Колчин — не по первости, он в курсе: все ужастики — этажом ниже и еще ниже, в подвальных просторах.
Медсестер и медбратьев на пути не попадалось, пусто и тихо.
Может, Давида Еноховича тоже нет? Может, у него эта… как ее… «пятиминутка»… всеобщая, в главном корпусе?
Последняя дверь — она тоже без таблички, но Колчин хорошо помнил — последняя дверь.
Она не была заперта, она была прикрыта. Но плотно. Значит, Давид Енохович не на «пятиминутке». Колчин, блюдя приличия, стукнул костяшками пальцев и готов был войти, но:
— Занято! — сварливо и по-хозяйски.
Кто в доме хозяин? Сиплость Давида Еноховича стала притчей во языцех. Что-то неловкое у него случилось со связками от рождения. Враги заушничали о младенческом сифилисе, о зрелом алкоголизме. Друзья воспринимали как данность.
Это не голос дважды еврея.
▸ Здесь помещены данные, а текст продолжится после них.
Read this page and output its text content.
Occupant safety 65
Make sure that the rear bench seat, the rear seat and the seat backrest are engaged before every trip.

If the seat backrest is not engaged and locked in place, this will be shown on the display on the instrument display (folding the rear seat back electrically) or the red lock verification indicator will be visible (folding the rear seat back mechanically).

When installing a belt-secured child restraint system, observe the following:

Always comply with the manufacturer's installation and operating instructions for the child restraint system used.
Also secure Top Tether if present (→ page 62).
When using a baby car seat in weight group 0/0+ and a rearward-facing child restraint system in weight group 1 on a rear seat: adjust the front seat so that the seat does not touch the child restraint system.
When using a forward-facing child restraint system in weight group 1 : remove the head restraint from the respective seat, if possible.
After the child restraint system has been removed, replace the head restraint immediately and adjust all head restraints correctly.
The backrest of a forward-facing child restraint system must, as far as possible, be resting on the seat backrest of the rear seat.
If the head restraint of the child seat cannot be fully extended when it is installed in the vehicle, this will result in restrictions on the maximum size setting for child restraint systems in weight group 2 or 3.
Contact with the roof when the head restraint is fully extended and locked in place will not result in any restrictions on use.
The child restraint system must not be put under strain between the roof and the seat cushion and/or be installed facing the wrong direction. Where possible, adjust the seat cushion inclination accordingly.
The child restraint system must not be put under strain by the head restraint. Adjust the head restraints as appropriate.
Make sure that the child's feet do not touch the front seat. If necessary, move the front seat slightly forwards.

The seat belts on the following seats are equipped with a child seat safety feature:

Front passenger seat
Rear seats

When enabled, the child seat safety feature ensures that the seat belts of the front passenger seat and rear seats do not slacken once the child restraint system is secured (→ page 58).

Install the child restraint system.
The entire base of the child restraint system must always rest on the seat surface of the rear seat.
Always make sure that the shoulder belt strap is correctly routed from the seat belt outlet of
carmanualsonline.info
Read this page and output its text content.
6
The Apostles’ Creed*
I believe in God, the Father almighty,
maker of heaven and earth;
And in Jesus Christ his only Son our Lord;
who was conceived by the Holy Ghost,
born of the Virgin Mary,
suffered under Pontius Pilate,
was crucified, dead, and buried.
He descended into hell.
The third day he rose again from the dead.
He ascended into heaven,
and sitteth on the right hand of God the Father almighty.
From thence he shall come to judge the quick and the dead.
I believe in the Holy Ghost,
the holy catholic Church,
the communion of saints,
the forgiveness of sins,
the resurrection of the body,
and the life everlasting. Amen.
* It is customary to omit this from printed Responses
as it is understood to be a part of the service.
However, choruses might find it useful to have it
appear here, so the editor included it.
Это голос какого-нибудь опортупеенного патриота из сортира — наглого-бесцеремонного, с упреждением: попробуй не поверь и проверь, занято ли!
Колчин попробовал.
Штейншрайбер сидел за начальничьим столом, спиной к окну, и потому выражения лица сразу было не разглядеть.
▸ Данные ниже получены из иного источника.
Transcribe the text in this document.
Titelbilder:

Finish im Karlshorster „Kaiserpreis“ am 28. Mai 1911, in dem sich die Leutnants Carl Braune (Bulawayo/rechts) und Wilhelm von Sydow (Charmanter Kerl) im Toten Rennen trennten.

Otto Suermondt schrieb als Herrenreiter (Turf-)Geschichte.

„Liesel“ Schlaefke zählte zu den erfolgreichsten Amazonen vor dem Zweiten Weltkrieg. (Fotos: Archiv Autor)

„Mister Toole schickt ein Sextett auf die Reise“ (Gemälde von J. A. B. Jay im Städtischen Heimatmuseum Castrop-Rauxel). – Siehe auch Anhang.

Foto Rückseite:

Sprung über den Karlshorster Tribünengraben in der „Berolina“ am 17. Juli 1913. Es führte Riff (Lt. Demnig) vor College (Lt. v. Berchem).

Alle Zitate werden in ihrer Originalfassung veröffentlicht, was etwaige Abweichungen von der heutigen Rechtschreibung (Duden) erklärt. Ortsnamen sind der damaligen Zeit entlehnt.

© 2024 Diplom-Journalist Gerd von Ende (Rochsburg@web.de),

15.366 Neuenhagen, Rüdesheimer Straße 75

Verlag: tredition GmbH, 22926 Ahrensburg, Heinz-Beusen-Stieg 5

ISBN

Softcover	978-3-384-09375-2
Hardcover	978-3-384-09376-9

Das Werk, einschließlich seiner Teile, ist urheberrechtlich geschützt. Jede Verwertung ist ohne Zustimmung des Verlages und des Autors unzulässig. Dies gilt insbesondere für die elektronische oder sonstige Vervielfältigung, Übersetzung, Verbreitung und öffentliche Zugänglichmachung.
Зато выражения, с позволения сказать, лиц внезапной троицы в кабинете ведущего патологоанатома были красноречивы: слышь, ты не понял, занято!
Неужто дождался своего часа Давид Енохович Штейншрайбер, явились по его душу, доигрался.
Троица не принадлежала к скопу проповедников идеи об уничтожении русского генофонда посредством евреев.
Троица не принадлежала к чернорубашечникам.
К небезызвестной компетентной службе она тоже не принадлежала.
Всеми тремя перечисленными категориями борцов за идею как-никак двигала бы… идея: доколе позволено измываться над солью нации этому «основоположнику»?!
Троица, обступившая начальничий стол Давида Еноховича, пришла не за идею, а за деньги. То бишь за деньгами. И была она не из персонала больницы — мол, мы санитары, денно и нощно вкалывающие, требуем заплатить нам денег, которых не получаем уже четвертый месяц! Не санитары это. Шпана. И шпана толстокожая, нечуткая.
— Слышь, ты не понял? Занято!
Почутче надо быть, пареньки, кожей надо ощущать, кто пришел. Занято? Вот и освободите помещение, взрослый дядя пришел к взрослому дяде.
Колчин почуял нечто — не боевую ситуацию, нет. Но легкое раздражение. Скажи ему сейчас хозяин кабинета хоть слово, и ЮК с тем же легким раздражением пинками вытолкал бы большегрузных сопляков.